I see that; mpack_skip appears to be the function in question. That does work, but it can still take O(n) time to do each probe (though the constant factors are lower for skipping than they are for normal parsing). Whenever you determine the buffer was too short and add new data to the buffer, the next time you run mpack_skip, it will still need to reprocess the data it had previously processed, making the overall time O(n^2). Depending on your use case this may or may not be a problem. If your data consists primarily of long strings, you may not notice the effects at all, but if your data has long arrays of small integers, the effects can be debilitating quickly.

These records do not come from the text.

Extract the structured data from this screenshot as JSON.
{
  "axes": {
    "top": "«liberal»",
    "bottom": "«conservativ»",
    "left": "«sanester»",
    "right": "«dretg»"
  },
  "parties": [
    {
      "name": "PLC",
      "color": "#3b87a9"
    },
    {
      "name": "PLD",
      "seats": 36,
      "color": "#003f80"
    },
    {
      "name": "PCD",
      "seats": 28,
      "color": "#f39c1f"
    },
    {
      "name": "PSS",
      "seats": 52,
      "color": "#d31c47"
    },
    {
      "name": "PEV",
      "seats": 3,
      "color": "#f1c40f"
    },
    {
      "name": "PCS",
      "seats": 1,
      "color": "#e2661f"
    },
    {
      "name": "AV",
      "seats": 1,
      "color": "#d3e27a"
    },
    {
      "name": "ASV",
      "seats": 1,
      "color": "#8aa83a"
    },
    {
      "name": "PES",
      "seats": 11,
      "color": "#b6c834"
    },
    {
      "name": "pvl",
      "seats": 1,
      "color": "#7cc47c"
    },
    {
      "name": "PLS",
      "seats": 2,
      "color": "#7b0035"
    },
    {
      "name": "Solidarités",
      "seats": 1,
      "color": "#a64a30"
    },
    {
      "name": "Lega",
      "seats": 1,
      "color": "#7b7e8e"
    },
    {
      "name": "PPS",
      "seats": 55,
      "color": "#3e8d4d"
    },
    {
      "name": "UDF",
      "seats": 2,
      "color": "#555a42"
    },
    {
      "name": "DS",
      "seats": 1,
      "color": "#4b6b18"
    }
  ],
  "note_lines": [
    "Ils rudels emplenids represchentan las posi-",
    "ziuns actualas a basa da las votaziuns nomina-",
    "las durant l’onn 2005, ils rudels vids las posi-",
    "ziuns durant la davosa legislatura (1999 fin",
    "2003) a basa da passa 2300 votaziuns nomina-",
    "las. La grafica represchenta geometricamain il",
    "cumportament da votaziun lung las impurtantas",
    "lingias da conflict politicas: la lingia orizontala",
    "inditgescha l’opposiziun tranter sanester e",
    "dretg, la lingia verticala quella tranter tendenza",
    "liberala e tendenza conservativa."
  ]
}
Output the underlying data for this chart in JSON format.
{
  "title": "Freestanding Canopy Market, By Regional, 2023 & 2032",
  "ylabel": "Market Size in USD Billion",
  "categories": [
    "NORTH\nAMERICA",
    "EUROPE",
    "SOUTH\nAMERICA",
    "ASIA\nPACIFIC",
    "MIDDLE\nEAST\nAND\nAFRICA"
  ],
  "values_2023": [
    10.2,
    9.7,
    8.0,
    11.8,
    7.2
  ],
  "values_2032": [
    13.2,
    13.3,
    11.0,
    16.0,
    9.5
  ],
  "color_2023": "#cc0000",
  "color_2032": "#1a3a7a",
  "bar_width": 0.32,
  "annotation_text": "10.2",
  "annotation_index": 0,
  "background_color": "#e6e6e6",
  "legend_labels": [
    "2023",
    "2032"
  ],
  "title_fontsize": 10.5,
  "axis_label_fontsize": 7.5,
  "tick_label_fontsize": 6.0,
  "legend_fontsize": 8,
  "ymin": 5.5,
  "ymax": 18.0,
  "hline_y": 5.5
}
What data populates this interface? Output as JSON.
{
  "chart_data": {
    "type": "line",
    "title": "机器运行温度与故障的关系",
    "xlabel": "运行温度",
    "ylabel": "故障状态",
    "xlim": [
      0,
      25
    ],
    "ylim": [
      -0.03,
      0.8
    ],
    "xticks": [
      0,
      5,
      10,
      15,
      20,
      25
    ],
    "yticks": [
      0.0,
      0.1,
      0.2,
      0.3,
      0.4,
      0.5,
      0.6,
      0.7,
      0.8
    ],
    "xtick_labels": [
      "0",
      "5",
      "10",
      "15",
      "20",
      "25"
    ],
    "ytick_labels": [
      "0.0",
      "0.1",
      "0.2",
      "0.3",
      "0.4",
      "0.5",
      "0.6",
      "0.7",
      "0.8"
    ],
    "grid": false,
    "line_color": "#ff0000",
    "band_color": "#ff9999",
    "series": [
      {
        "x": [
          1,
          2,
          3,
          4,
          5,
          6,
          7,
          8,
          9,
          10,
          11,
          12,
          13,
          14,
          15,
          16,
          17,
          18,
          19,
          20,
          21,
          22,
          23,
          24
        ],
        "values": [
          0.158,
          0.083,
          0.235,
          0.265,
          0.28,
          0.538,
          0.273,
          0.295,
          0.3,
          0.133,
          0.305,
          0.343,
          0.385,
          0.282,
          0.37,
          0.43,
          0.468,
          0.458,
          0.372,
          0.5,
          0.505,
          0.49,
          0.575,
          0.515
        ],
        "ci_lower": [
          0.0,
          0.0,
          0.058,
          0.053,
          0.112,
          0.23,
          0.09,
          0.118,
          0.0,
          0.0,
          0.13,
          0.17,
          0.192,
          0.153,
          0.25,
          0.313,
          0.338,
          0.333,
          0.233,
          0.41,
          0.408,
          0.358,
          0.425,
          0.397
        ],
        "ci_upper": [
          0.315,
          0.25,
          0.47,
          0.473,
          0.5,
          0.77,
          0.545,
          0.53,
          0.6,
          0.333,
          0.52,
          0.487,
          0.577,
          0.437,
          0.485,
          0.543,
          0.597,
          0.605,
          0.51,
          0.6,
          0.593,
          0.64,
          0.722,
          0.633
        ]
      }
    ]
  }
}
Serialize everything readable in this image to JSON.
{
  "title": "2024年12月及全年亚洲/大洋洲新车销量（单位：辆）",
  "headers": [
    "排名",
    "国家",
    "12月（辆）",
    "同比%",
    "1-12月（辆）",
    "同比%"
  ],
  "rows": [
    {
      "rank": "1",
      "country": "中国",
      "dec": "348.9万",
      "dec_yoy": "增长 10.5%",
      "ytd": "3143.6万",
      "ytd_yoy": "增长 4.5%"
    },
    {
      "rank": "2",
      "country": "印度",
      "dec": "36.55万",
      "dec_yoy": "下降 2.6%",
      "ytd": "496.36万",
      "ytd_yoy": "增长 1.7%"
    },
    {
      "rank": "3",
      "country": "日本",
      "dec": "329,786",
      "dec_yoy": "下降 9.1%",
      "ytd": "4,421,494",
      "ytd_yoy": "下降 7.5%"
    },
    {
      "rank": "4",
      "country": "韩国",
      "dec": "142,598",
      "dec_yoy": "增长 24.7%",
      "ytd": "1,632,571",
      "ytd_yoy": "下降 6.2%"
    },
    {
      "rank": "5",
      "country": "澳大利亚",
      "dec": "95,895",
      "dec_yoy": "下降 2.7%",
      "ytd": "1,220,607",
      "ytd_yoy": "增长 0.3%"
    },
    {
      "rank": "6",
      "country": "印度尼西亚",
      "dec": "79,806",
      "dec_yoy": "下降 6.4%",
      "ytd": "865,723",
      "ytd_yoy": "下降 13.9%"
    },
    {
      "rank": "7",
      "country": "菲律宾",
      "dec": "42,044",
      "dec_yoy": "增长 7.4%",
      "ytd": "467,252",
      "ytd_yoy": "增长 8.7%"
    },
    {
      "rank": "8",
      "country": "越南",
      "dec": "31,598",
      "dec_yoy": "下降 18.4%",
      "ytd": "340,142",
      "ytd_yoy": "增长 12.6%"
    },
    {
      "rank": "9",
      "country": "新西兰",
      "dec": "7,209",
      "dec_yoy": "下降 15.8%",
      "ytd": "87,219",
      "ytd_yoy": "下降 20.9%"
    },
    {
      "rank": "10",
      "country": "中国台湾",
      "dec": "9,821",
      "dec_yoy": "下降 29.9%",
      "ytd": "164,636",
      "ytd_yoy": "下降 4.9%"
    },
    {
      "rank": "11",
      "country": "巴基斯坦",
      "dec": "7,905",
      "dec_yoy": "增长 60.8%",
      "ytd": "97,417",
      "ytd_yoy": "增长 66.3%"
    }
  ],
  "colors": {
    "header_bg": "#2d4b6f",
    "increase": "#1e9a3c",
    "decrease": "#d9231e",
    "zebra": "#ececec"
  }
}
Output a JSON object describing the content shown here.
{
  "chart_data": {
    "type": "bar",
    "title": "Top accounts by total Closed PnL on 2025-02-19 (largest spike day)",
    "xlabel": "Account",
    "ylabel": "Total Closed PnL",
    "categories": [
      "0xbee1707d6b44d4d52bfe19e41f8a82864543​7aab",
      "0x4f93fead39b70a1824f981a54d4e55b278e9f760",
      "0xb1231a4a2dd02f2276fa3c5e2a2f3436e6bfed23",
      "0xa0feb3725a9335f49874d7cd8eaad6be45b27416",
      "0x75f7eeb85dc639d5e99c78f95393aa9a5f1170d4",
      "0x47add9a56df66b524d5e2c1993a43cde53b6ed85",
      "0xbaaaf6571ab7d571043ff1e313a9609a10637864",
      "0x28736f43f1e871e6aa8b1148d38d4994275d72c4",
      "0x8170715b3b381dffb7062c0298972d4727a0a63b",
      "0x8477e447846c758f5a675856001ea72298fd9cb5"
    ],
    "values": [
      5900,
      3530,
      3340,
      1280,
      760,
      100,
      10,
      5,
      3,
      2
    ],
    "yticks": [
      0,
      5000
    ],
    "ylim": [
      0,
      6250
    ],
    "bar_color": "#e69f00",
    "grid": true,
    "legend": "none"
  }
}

In any case, I think it's probably out of scope of this PR. The interface introduced in this PR can be efficiently used when the entire sequence of messages is already available in memory. This is the same use case that the standard library chooses to support in json.JSONDecoder.raw_decode. It makes streaming decode possible, albeit inefficiently. Admitting efficient streaming decode requires capabilities not currently within msgspec, and is not what I'm trying to solve in this PR.


Appendix: If you want to measure mpack_skip, one way to access it from Python code is to decode a msgspec.Struct whose only MessagePack field is not present in the struct. For example:

class A(msgspec.Struct):
    a: Any
class B(msgspec.Struct):
    pass
data = msgspec.msgpack.encode(A([0] * 1_000_000))
# 'data' at the top level is a mapping with a key 'a',
# but type B has no field 'a',
# so msgspec will invoke mpack_skip to skip over the value of key 'a'.